Rarely, though, does Oates see violence inside his school. His biggest problem is just getting them inside.

Be it, students don't want to come to school. Be it situations at home where they can't go to school. Be it, they are working and they have to work to supplement family income, it could be a plethora of things

Oates knows all 227 of these kids, and nary a student gets past Principal Oates when he's lingering in the halls ... especially a 9th grader flashing a school ID the size of a postage stamp.

Lakeside not only works with suspended middle school students, but it also catches seniors trying to drop out of school.

New Hanover County School's drop out rate is at 6%. But before a drop out becomes a statistic, there's a stop at Lakeside's so called Third Floor Building.
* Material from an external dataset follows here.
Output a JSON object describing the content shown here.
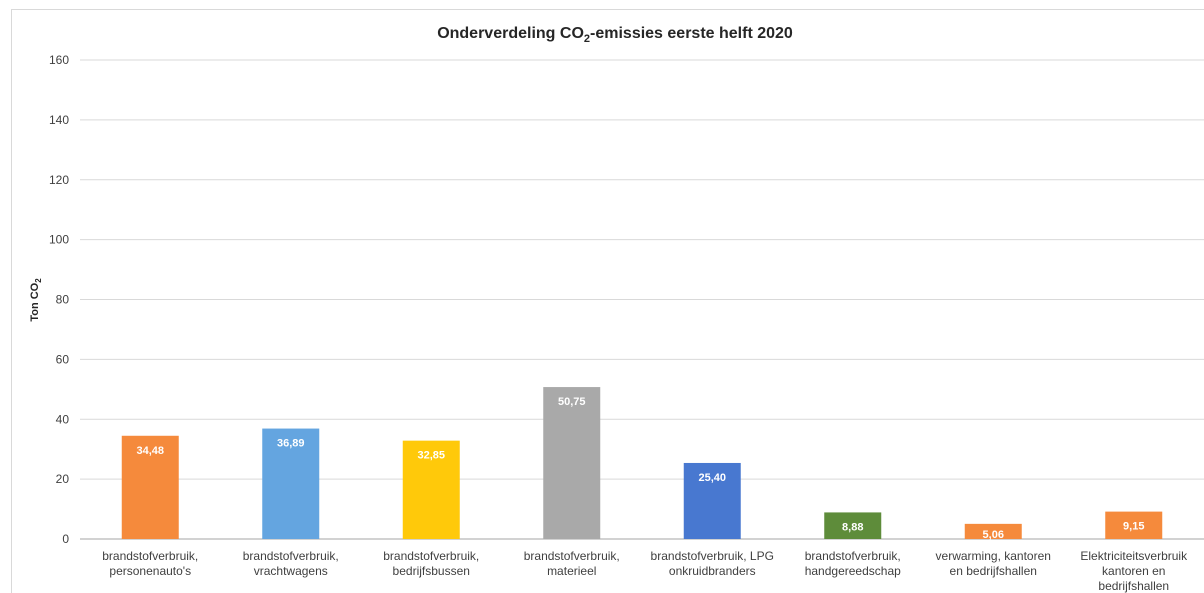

When a student decides to drop out, it has to be a formal dropping out. They don't withdraw from their home high school, they come here to withdraw with my home counselor. I pounce them, my counselor pounces them and we say we have a program let's talk for a minute.

Oates says 32 students who would otherwise leave school without a high school diploma will graduate from Lakeside this year. And the difference is a classroom packed with students staring at computers and teachers drifting from student to student as they quietly work.

They only work on what is needed for graduation and then they leave. We have some students who come in from 8:30 and then leave at 10 o'clock we hve some that comes in 12:30 to 3:30, it's all day. This lab is open from 8:30 to 6 o'clock.

There are no sports teams at Lakeside, but students can participate in their home school's programs.

There is a weight room and a full-service health clinic that does everything a family practice takes care of. Oates says the kids need the medical care and it helps keep down the absenteeism.

Oates says there are kids who've been through Lakeside that never recovered and some of those heartbreakers have stayed with him through the years.

The reward though is watching the ones who do move onward and upward. The ones who flag him down in the store or come back to tell him he was right, the world is a complicated place and aren't they glad they stuck it out in school.

You know, you see a kid when they're 14, 15-years-old and they see know way out, their parents see no way out, but for whatever happened, they turned it around and you had a part in turning that kid around.

And sometimes the difference, Oates says, is for these kids to have an adult, even if it's just a principal with an open door, who takes the time to talk them.